Beginning in New York City during the late ‘90s and spanning a decade- Lights is deliberately slow paced, taking it’s time developing and unraveling the passion before us. It’s clear from the start that Danish filmmaker Erik (Thure Lindhardt of Flame and Citron) is a stand-in for Sachs. Erik is a rising documentarian who hooks up with Paul (Zachary Booth from TV’s Damages) via a singles chat line. What should have been a one night stand develops into a strong affinity and then something neither of them can let go. Erik becomes the more fully developed and sympathetic partner as the narrative goes on but at times Paul seems as though he’s part and parcel of Erik. People often become so intertwined and synonymous that it is difficult to decipher one without the other. It would be wonderful to know Paul more than we do but the point seems to be that it’s hard to see who you and the other person are when you’re that deep in a relationship. So it is that our characters find it difficult to know themselves and the toxicity of Erik and Paul is not a sudden revelation but one that happens incrementally, with many detours back into happiness along the way.

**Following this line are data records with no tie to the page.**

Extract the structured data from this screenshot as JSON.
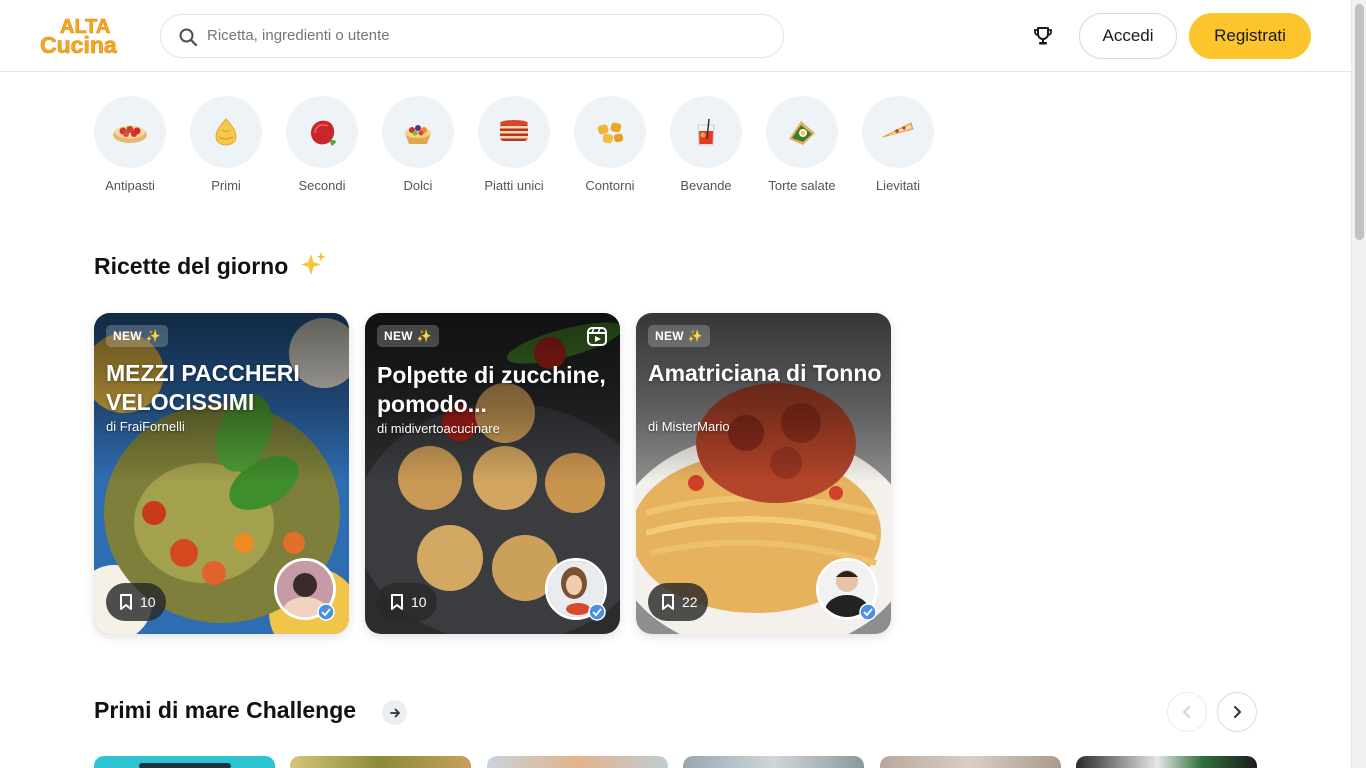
{
  "header": {
    "logo_line1": "ALTA",
    "logo_line2": "Cucina",
    "search_placeholder": "Ricetta, ingredienti o utente",
    "login_label": "Accedi",
    "register_label": "Registrati",
    "brand_color": "#fcc52b"
  },
  "categories": [
    {
      "label": "Antipasti",
      "icon": "bruschetta-icon"
    },
    {
      "label": "Primi",
      "icon": "dumpling-icon"
    },
    {
      "label": "Secondi",
      "icon": "meat-icon"
    },
    {
      "label": "Dolci",
      "icon": "fruit-tart-icon"
    },
    {
      "label": "Piatti unici",
      "icon": "lasagna-icon"
    },
    {
      "label": "Contorni",
      "icon": "potatoes-icon"
    },
    {
      "label": "Bevande",
      "icon": "cocktail-icon"
    },
    {
      "label": "Torte salate",
      "icon": "quiche-icon"
    },
    {
      "label": "Lievitati",
      "icon": "pizza-slice-icon"
    }
  ],
  "daily": {
    "title": "Ricette del giorno",
    "cards": [
      {
        "badge": "NEW",
        "title": "MEZZI PACCHERI VELOCISSIMI",
        "author": "di FraiFornelli",
        "saves": "10"
      },
      {
        "badge": "NEW",
        "title": "Polpette di zucchine, pomodo...",
        "author": "di midivertoacucinare",
        "saves": "10",
        "has_video": true
      },
      {
        "badge": "NEW",
        "title": "Amatriciana di Tonno",
        "author": "di MisterMario",
        "saves": "22"
      }
    ]
  },
  "challenge": {
    "title": "Primi di mare Challenge"
  }
}
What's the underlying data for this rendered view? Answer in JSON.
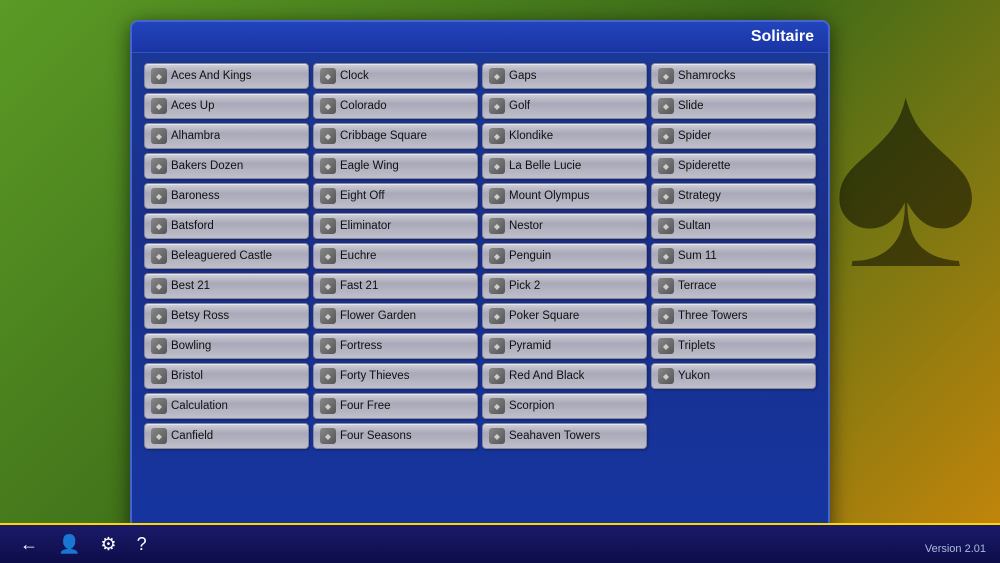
{
  "title": "Solitaire",
  "version": "Version 2.01",
  "games": [
    [
      "Aces And Kings",
      "Clock",
      "Gaps",
      "Shamrocks"
    ],
    [
      "Aces Up",
      "Colorado",
      "Golf",
      "Slide"
    ],
    [
      "Alhambra",
      "Cribbage Square",
      "Klondike",
      "Spider"
    ],
    [
      "Bakers Dozen",
      "Eagle Wing",
      "La Belle Lucie",
      "Spiderette"
    ],
    [
      "Baroness",
      "Eight Off",
      "Mount Olympus",
      "Strategy"
    ],
    [
      "Batsford",
      "Eliminator",
      "Nestor",
      "Sultan"
    ],
    [
      "Beleaguered Castle",
      "Euchre",
      "Penguin",
      "Sum 11"
    ],
    [
      "Best 21",
      "Fast 21",
      "Pick 2",
      "Terrace"
    ],
    [
      "Betsy Ross",
      "Flower Garden",
      "Poker Square",
      "Three Towers"
    ],
    [
      "Bowling",
      "Fortress",
      "Pyramid",
      "Triplets"
    ],
    [
      "Bristol",
      "Forty Thieves",
      "Red And Black",
      "Yukon"
    ],
    [
      "Calculation",
      "Four Free",
      "Scorpion",
      ""
    ],
    [
      "Canfield",
      "Four Seasons",
      "Seahaven Towers",
      ""
    ]
  ],
  "bottomIcons": [
    {
      "name": "back-icon",
      "symbol": "←"
    },
    {
      "name": "user-icon",
      "symbol": "👤"
    },
    {
      "name": "settings-icon",
      "symbol": "⚙"
    },
    {
      "name": "help-icon",
      "symbol": "?"
    }
  ]
}
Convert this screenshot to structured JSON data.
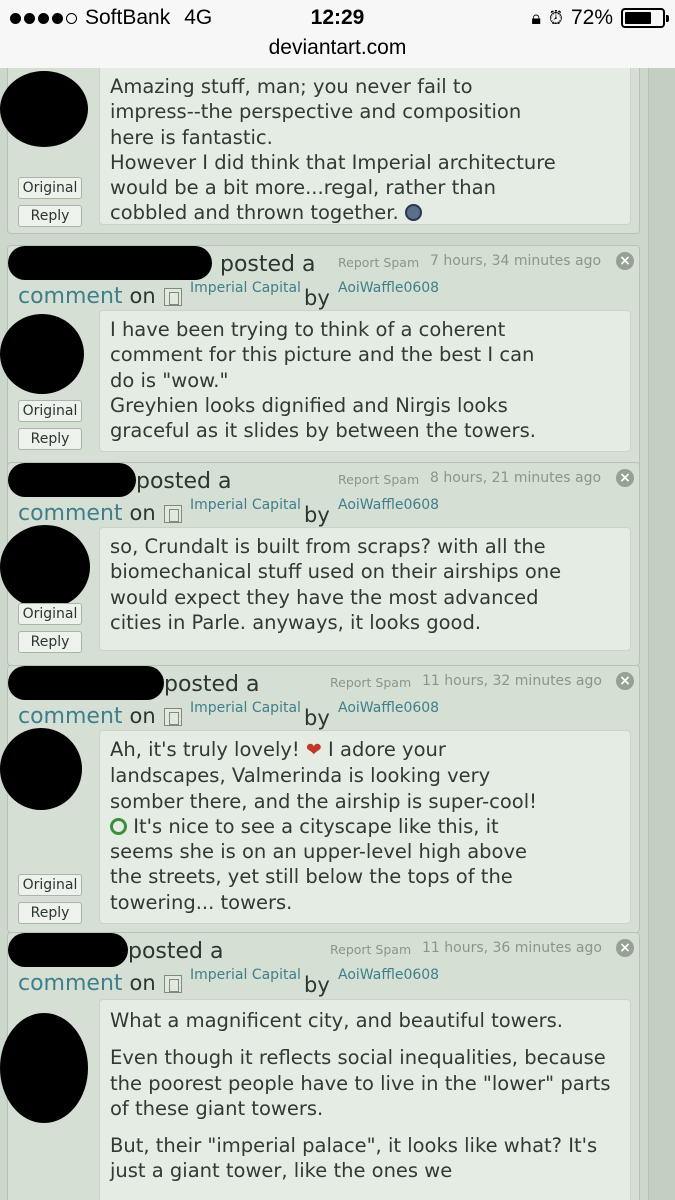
{
  "status_bar": {
    "carrier": "SoftBank",
    "network": "4G",
    "time": "12:29",
    "battery_text": "72%",
    "battery_level": 0.72
  },
  "url": "deviantart.com",
  "first_comment": {
    "original_label": "Original",
    "reply_label": "Reply",
    "lines": [
      "Amazing stuff, man; you never fail to",
      "impress--the perspective and composition",
      "here is fantastic.",
      "However I did think that Imperial architecture",
      "would be a bit more...regal, rather than",
      "cobbled and thrown together."
    ]
  },
  "comments": [
    {
      "posted": "posted a",
      "comment_word": "comment",
      "on_word": "on",
      "deviation": "Imperial Capital",
      "by_word": "by",
      "author": "AoiWaffle0608",
      "report": "Report Spam",
      "time": "7 hours, 34 minutes ago",
      "original_label": "Original",
      "reply_label": "Reply",
      "lines": [
        "I have been trying to think of a coherent",
        "comment for this picture and the best I can",
        "do is \"wow.\"",
        "Greyhien looks dignified and Nirgis looks",
        "graceful as it slides by between the towers."
      ]
    },
    {
      "posted": "posted a",
      "comment_word": "comment",
      "on_word": "on",
      "deviation": "Imperial Capital",
      "by_word": "by",
      "author": "AoiWaffle0608",
      "report": "Report Spam",
      "time": "8 hours, 21 minutes ago",
      "original_label": "Original",
      "reply_label": "Reply",
      "lines": [
        "so, Crundalt is built from scraps? with all the",
        "biomechanical stuff used on their airships one",
        "would expect they have the most advanced",
        "cities in Parle. anyways, it looks good."
      ]
    },
    {
      "posted": "posted a",
      "comment_word": "comment",
      "on_word": "on",
      "deviation": "Imperial Capital",
      "by_word": "by",
      "author": "AoiWaffle0608",
      "report": "Report Spam",
      "time": "11 hours, 32 minutes ago",
      "original_label": "Original",
      "reply_label": "Reply",
      "lines": [
        "Ah, it's truly lovely!",
        "I adore your",
        "landscapes, Valmerinda is looking very",
        "somber there, and the airship is super-cool!",
        "It's nice to see a cityscape like this, it",
        "seems she is on an upper-level high above",
        "the streets, yet still below the tops of the",
        "towering... towers."
      ]
    },
    {
      "posted": "posted a",
      "comment_word": "comment",
      "on_word": "on",
      "deviation": "Imperial Capital",
      "by_word": "by",
      "author": "AoiWaffle0608",
      "report": "Report Spam",
      "time": "11 hours, 36 minutes ago",
      "paragraphs": [
        "What a magnificent city, and beautiful towers.",
        "Even though it reflects social inequalities, because the poorest people have to live in the \"lower\" parts of these giant towers.",
        "But, their \"imperial palace\", it looks like what? It's just a giant tower, like the ones we"
      ]
    }
  ]
}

Some might find it’s exhaustive approach to relationships a little too frank but Sachs doesn’t gloss over how people stray and how susceptible to weaknesses they can become if they aren’t realizing their dreams or their partners aren’t living up to expectations. The sex is graphic and in being so comfortable, Erik and Paul don’t hold back on telling each other off. Erik’s stalling in finishing his documentary about artist Avery Willard triggers Paul’s anger and anxiousness about his own sense of self. In depth, the bonds of love distort under career pressure, routines and ego- the details of which take time and are presented by Sachs in stretches of introspection. This is not a meet cute tale that ends when they finally realize they love each other. It is a slow build that shows that relationships deteriorate the individual as much as or more than they can elevate feelings of worth.

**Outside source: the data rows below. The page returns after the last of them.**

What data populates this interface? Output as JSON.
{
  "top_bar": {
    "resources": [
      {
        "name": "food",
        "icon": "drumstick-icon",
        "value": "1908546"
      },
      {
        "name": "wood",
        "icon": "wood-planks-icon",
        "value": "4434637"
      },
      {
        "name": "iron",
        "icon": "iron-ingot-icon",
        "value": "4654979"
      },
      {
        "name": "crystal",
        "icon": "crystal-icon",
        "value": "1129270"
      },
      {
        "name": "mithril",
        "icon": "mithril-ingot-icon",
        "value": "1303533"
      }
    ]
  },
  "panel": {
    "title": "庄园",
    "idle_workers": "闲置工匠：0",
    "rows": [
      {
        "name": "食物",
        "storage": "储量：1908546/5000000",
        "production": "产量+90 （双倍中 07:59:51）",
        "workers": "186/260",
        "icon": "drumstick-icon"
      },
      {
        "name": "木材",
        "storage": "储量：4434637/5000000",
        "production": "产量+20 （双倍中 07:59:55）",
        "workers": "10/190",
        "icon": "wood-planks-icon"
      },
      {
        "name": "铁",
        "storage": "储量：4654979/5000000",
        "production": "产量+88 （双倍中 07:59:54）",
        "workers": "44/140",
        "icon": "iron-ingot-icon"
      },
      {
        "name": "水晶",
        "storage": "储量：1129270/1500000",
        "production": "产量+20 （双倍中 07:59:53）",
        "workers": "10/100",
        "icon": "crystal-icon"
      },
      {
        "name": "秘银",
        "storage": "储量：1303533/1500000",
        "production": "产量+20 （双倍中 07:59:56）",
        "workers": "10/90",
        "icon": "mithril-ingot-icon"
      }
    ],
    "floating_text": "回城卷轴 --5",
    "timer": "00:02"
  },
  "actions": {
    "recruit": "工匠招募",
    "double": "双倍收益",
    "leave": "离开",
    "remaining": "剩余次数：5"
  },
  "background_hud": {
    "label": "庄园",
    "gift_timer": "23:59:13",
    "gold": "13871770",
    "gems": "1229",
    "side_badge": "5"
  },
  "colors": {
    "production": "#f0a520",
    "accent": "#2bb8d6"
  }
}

The story structure is repetitive, oftentimes going in circles- much like a couple’s argument in which neither one will give in. It remains fascinating even though tiring and quietly cognizant observations make up the majority of our time. How long should we hold onto someone? The cinematography is owed to Thimios Bakatakis who worked on the disturbing, claustrophobic Dogtooth. Within an urban environment this time, Bakatakis shows a couple isolated amongst millions. Erik paces the grey and blue melancholic streets in loops, trying to make sense of it all. NYC does not foster closeness here but only fuels an endless cycle of brief encounters with others who keep moving on to the next best thing. It is hard for our couple to make a lasting connection outside of each other and so it is spellbinding that these two can’t set each other free, back into the lonely abyss. Erik and Paul don’t remain the same people. They change with time and don’t fit together as easily as time wears on. We want to see them together but we’d rather see Erik happy. Paul is a drug addict but the film also delves into other types of dependency. In dealing honestly with becoming addicted and dependent on one another, Keep the Lights On confronts what most of us don’t want to face: happiness can’t be found in possessing another. It needs to exist separately in the individual and take more cues from giving to others than expecting rewards.